Comité des droits de l’homme

Observations finales concernant le deuxième rapport périodique du Liechtenstein *

1.Le Comité a examiné le deuxième rapport périodique du Liechtenstein (CCPR/C/LIE/2) à ses 3376e et 3377e séances (CCPR/C/SR.3376 et 3377), les 4 et 5 juillet 2017. À sa 3403e séance, le 24 juillet 2017, il a adopté les observations finales ci-après.

A.Introduction

2.Le Comité accueille avec satisfaction le deuxième rapport périodique du Liechtenstein et les renseignements qu’il contient, bien qu’il ait été soumis avec sept ans de retard. Il apprécie l’occasion qui lui a été offerte de renouer un dialogue constructif avec la délégation de l’État partie au sujet des mesures prises pendant la période considérée pour mettre en œuvre les dispositions du Pacte. Il remercie aussi l’État partie des réponses écrites (CCPR/C/LIE/Q/2/Add.1) apportées à la liste de points (CCPR/C/LIE/Q/2), qui ont été complétées oralement par la délégation.

B.Aspects positifs

3.Le Comité accueille avec satisfaction l’adoption par l’État partie des mesures législatives ci-après :

a)La modification, en avril 2016, de l’article 283 du Code pénal, introduisant une interdiction générale de la discrimination ;

b)L’adoption en novembre 2016 de la loi relative à l’Association des droits de l’homme du Liechtenstein, par laquelle a été mise en place une institution nationale des droits de l’homme indépendante conforme aux Principes concernant le statut des institutions nationales pour la promotion et la protection des droits de l’homme (Principes de Paris) ;

c)L’entrée en vigueur de la loi sur les partenariats enregistrés de couples de même sexe, en 2011.

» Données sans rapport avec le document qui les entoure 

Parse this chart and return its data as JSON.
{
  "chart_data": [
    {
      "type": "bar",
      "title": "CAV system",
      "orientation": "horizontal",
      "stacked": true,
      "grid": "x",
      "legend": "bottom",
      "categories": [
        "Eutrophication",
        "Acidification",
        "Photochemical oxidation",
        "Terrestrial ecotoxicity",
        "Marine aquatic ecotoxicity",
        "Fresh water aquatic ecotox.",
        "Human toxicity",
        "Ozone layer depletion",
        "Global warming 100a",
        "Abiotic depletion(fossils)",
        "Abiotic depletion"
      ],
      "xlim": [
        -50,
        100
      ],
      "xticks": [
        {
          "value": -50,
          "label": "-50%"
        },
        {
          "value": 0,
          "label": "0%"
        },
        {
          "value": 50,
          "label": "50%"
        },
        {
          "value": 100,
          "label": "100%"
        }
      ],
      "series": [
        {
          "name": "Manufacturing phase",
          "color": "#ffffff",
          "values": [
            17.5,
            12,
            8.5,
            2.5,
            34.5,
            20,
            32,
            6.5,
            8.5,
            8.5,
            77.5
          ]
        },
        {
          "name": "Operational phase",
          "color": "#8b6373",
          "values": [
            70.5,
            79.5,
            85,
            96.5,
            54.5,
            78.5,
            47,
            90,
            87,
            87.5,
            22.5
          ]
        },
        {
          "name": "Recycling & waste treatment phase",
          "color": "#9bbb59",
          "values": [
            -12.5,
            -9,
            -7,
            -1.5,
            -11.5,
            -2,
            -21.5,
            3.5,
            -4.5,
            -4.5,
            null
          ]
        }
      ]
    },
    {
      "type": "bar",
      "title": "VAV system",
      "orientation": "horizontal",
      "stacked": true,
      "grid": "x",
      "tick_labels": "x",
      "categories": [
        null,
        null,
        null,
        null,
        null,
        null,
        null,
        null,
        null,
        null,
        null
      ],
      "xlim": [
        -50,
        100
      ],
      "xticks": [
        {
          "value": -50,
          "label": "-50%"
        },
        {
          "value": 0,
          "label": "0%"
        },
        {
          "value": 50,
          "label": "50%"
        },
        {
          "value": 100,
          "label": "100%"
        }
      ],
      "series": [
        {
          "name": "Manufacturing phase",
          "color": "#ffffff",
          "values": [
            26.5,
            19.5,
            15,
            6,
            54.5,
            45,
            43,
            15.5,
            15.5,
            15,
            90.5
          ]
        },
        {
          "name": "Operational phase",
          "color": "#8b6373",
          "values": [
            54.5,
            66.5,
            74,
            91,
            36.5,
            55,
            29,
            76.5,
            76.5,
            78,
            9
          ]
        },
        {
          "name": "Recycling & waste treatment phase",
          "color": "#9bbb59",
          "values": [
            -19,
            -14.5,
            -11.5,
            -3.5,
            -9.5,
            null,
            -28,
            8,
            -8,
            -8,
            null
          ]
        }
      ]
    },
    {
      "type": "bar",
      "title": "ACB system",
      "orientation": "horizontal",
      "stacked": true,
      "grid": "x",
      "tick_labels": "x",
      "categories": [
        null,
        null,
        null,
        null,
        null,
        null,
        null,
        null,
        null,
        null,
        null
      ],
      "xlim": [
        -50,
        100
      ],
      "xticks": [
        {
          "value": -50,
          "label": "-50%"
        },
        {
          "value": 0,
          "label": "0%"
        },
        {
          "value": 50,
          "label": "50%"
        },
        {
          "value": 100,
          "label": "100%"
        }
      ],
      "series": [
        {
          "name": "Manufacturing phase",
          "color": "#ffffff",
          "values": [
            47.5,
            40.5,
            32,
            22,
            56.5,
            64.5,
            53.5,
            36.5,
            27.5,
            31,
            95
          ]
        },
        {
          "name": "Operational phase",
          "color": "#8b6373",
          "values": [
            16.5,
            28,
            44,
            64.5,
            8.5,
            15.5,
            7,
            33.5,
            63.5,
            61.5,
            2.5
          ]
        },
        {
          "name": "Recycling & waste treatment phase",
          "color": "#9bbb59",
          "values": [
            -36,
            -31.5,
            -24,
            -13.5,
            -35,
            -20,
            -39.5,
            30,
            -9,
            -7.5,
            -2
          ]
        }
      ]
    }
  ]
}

4.Le Comité note aussi avec satisfaction que l’État partie a ratifié les instruments internationaux suivants :

a)Le Protocole facultatif à la Convention relative aux droits de l’enfant établissant une procédure de présentation de communications, le 25 janvier 2017 ;

b)La Convention sur la réduction des cas d’apatridie, en 2009 ;

c)La Convention relative au statut des apatrides, en 2009.

C.Principaux sujets de préoccupation et recommandations

Formation relative au Pacte

5.Le Comité note que, si les juges et les membres du Bureau du Procureur reçoivent une formation sur le Pacte, aucune mesure de sensibilisation de ce type n’est prise à l’intention des avocats (art. 2).

6. L’État partie devrait poursuivre les efforts entrepris en vue de faire mieux connaître le Pacte aux avocats, de sorte que les dispositions de cet instrument puissent être invoquées devant les tribunaux nationaux et appliquées par ceux-ci.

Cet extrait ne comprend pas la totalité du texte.